Di chi ci fideremo se anche i ciccioni delinquono?

Di chi ci fideremo se anche i ciccioni delinquono?

È forse arrivato il momento, assai doloroso, di rivedere quel concetto antico e rassicurante, secondo cui una certa, umana, pinguedine poteva associarsi a un evidente sentimento di bontà nelle cui mollezze placidamente abbandonarsi?

Dobbiamo amaramente registrare, secondo le cronache di questi ultimi mesi, un deciso cambio di passo estetico-sociale, che forse sottende anche a una qualche evoluzione lombrosiana. Sta di fatto che cittadini perbene, di diversa estrazione, nell’intercettare appena la foto di uno di questi “tangheri” da quattro (ma anche otto) soldi non abbiano un secondo di dubbio nel definirli per quel che meriterebbero: «Ma hai visto che soggetto, uno così si vede lontano un miglio che è un disonesto».

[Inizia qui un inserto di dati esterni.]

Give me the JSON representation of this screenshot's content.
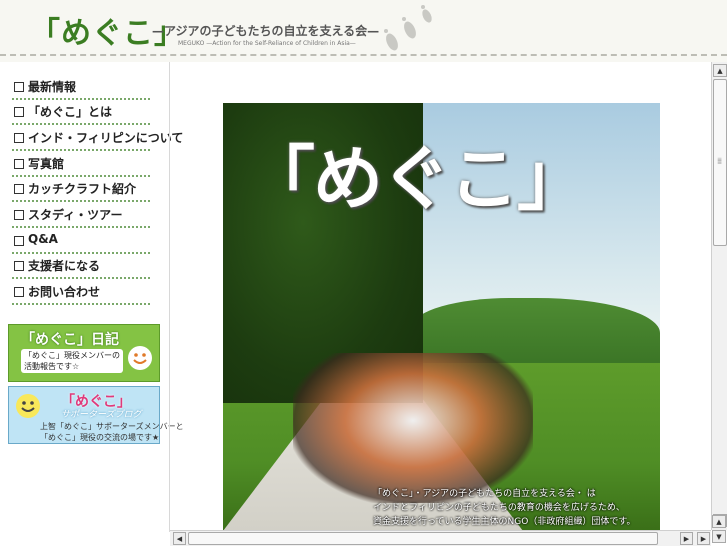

Un tempo, uno così bello paciarotto non lo avremo bollato subito con questa determinazione. E forse è ancora possibile sostenere che ogni immagine, ogni forma fisica, ogni faccia, ogni pancia, non darebbe esiti così negativi se non associata a una storia personale e criminale, per cui l’unione di due opposti (pancia rassicurante, inchiesta molto poco rassicurante) porta a concludere che l’uomo ciccione è entrato a far parte – almeno nell’immaginario collettivo – della banda dei disonesti. Almeno come categoria estetica.

E chissà se esiste ancora quella differenza – che allora sì segnerebbe una separazione – tra rubare in salotti dorati, in mezzo alle scrivanie politiche, nei corridoi delle Regioni e quell’altra attività, anch’essa assai poco lusinghiera ma almeno più faticosa, di rubare con l’agonismo e la ginnastica che un certo mestiere criminale di strada richiede, ricordando che gente famosa, abituata a fughe, sparatorie, inseguimenti, doveva mantenere (almeno) un’invidiabile forma fisica. E scorrono nella memoria le immagini di segaligni memorabili, come il solista del mitra, Luciano Lutring, o il bel Renè, al secolo Renato Vallanzasca, o per uscire dalla Lombardia messa a ferro e fuoco, ricordarci del minuscolo e terribile Felice Maniero che al fisico minuto associava l’eleganza ricercata del parvenu.

Insomma, anche il crimine sembra paradossalmente indicare che la casta a suo modo non è mai satolla visto che continua a ingoiare fondi, e ne offre plasticamente l’immagine attraverso una pinguedine che ormai possiamo definire lombrosianamente sospetta.

Questa non è assolutamente una buona notizia per noi poveri mortali che tendiamo – non in maniera così smaccata sia chiaro – a una certa qual rotondità, che in fondo negli anni abbiamo anche coccolato, credendo ingenuamente potesse corrispondere a un altrui sentimento di fiducia. Al fondo, nessuna immagine estetica, ormai, può ricondursi a un sentimento certo e definito e non è detto che questa evoluzione sia necessariamente un male. Diffidare anche dei «pancioni» ci porterà a una consapevolezza nuova, pensando che chi ha troppi chili sulla coscienza ha sicuramente qualcosa da nascondere.

Da questa visione del mondo è necessario preservare le donne che, guarda caso, delinquono meno degli uomini, ciccione e segaligne senza differenza. Vi ho scritto in altra sede che le considero moralmente superiori, ma so che questo discorso ci porterebbe troppo lontano e dunque lo chiudo qui.

A voi, cari lettori, auguri di buona minestrina. Da stasera, un sano e controllato digiuno ci monderà la coscienza.